The grant comes in response to what experts are calling a “growing national phenomenon” of students attacking teachers and school administrators. It’s something that’s affecting school climates and the ability to retain teachers.
The grant will support the training for three years and will guide schools through the best way to handle specific scenarios, as well as teach them how to develop policies to address teacher victimization.
Texas State will begin training educators across Texas in January.
A portion of the funding for the grant comes from the U.S. Department of Justice’s STOP School Violence Program, part of U.S. Sen. John Cornyn’s Mental Health and School Safety Bill. The Bipartisan Safer Communities Act, which passed in 2022, addresses mass shootings with an investment in mental health crisis intervention programs and school safety.
“The Bipartisan Safer Communities Act is about mental health, school safety and ensuring that the tragedy that struck Uvalde was not in vain,” said Sen.
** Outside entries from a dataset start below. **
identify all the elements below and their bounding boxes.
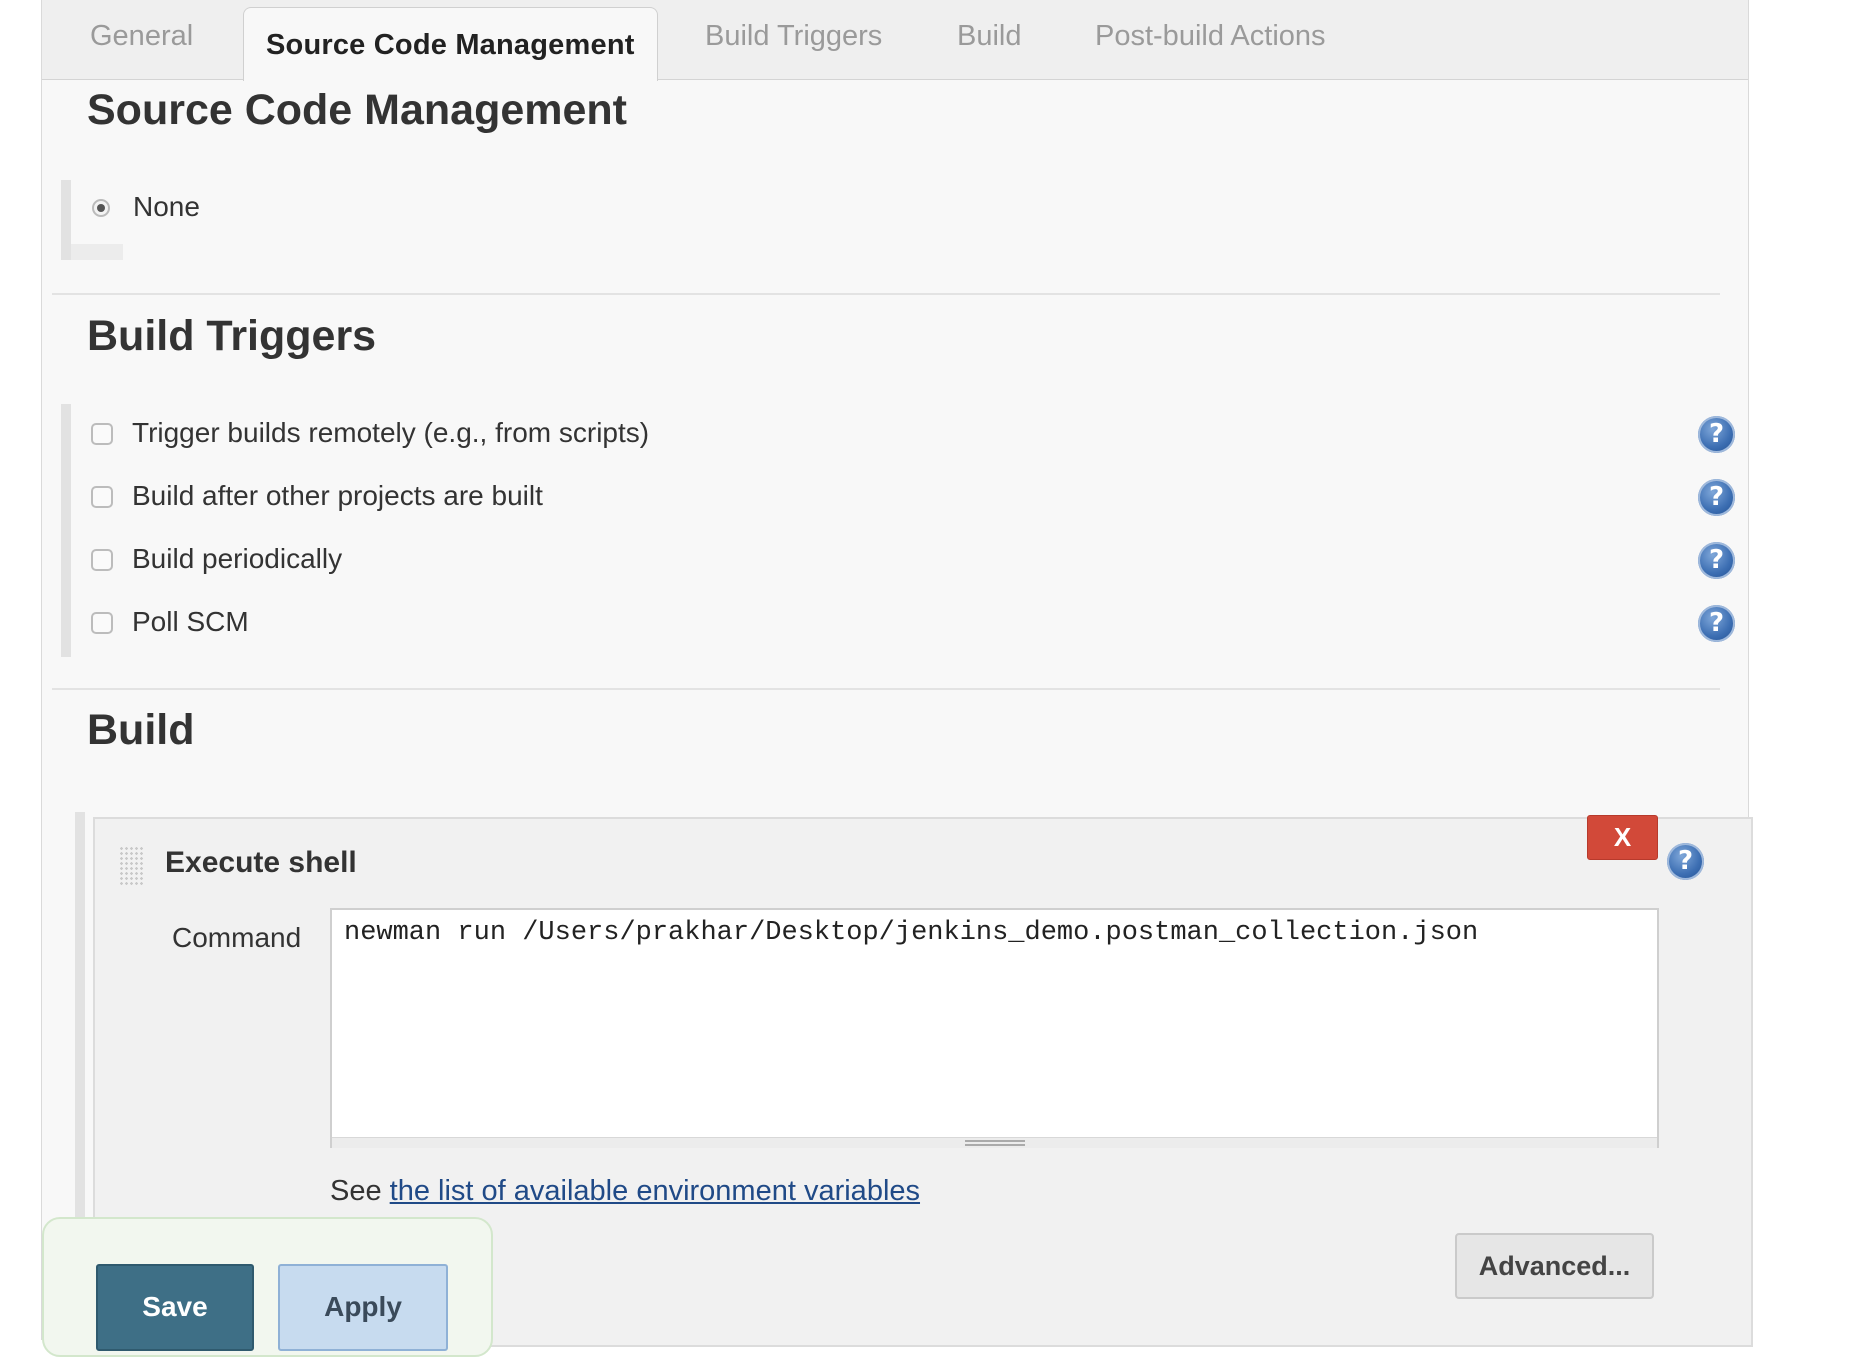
section-divider [52, 293, 1720, 295]
tab-general[interactable]: General [90, 20, 193, 53]
help-icon[interactable] [1698, 605, 1735, 642]
scm-none-label: None [133, 191, 200, 222]
scm-option-group-bar [61, 180, 71, 260]
scm-section-title: Source Code Management [87, 86, 627, 134]
trigger-remote-checkbox[interactable] [91, 423, 113, 445]
build-triggers-section-title: Build Triggers [87, 312, 377, 360]
help-icon[interactable] [1667, 843, 1704, 880]
tab-source-code-management[interactable]: Source Code Management [243, 7, 658, 81]
help-icon[interactable] [1698, 416, 1735, 453]
trigger-poll-scm-label: Poll SCM [132, 606, 249, 637]
trigger-periodically-label: Build periodically [132, 543, 343, 574]
help-icon[interactable] [1698, 479, 1735, 516]
section-divider [52, 688, 1720, 690]
help-icon[interactable] [1698, 542, 1735, 579]
env-vars-link[interactable]: the list of available environment variab… [390, 1175, 920, 1207]
apply-button[interactable]: Apply [278, 1264, 448, 1351]
tab-build-triggers[interactable]: Build Triggers [705, 20, 882, 53]
trigger-remote-label: Trigger builds remotely (e.g., from scri… [132, 417, 650, 448]
trigger-periodically-checkbox[interactable] [91, 549, 113, 571]
command-textarea[interactable]: newman run /Users/prakhar/Desktop/jenkin… [330, 908, 1659, 1148]
command-label: Command [172, 922, 302, 953]
env-vars-prefix: See [330, 1175, 390, 1207]
advanced-button[interactable]: Advanced... [1455, 1233, 1654, 1299]
tab-build[interactable]: Build [957, 20, 1022, 53]
trigger-after-other-projects-checkbox[interactable] [91, 486, 113, 508]
triggers-option-group-bar [61, 404, 71, 657]
execute-shell-title: Execute shell [165, 846, 357, 879]
tab-post-build-actions[interactable]: Post-build Actions [1095, 20, 1326, 53]
trigger-after-other-projects-label: Build after other projects are built [132, 480, 543, 511]
scm-option-group-footer [71, 244, 123, 260]
delete-step-button[interactable]: X [1587, 815, 1658, 860]
scm-none-radio[interactable] [92, 199, 110, 217]
build-section-title: Build [87, 706, 195, 754]
resize-grip-icon[interactable] [965, 1140, 1025, 1146]
save-button[interactable]: Save [96, 1264, 254, 1351]
env-vars-hint: See the list of available environment va… [330, 1175, 920, 1208]
trigger-poll-scm-checkbox[interactable] [91, 612, 113, 634]
drag-handle-icon[interactable] [119, 846, 145, 886]
job-config-page: General Source Code Management Build Tri… [0, 0, 1850, 1357]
Cornyn in a media release on Monday. “I’m grateful this law is giving schools across our state the resources needed to keep students, staff and teachers safe.”
The grant will go to the Texas School Safety Center at Texas State University, a research center that “serves as the central location for school safety in the state,” Director Kathy Martinez-Prather told KVUE’s media partners at the Austin-American Statesman. The center provides school safety initiatives and mandates to state schools, and trains schools in assessing behavioral threats, emergency operations, mental health, bullying prevention and drug use.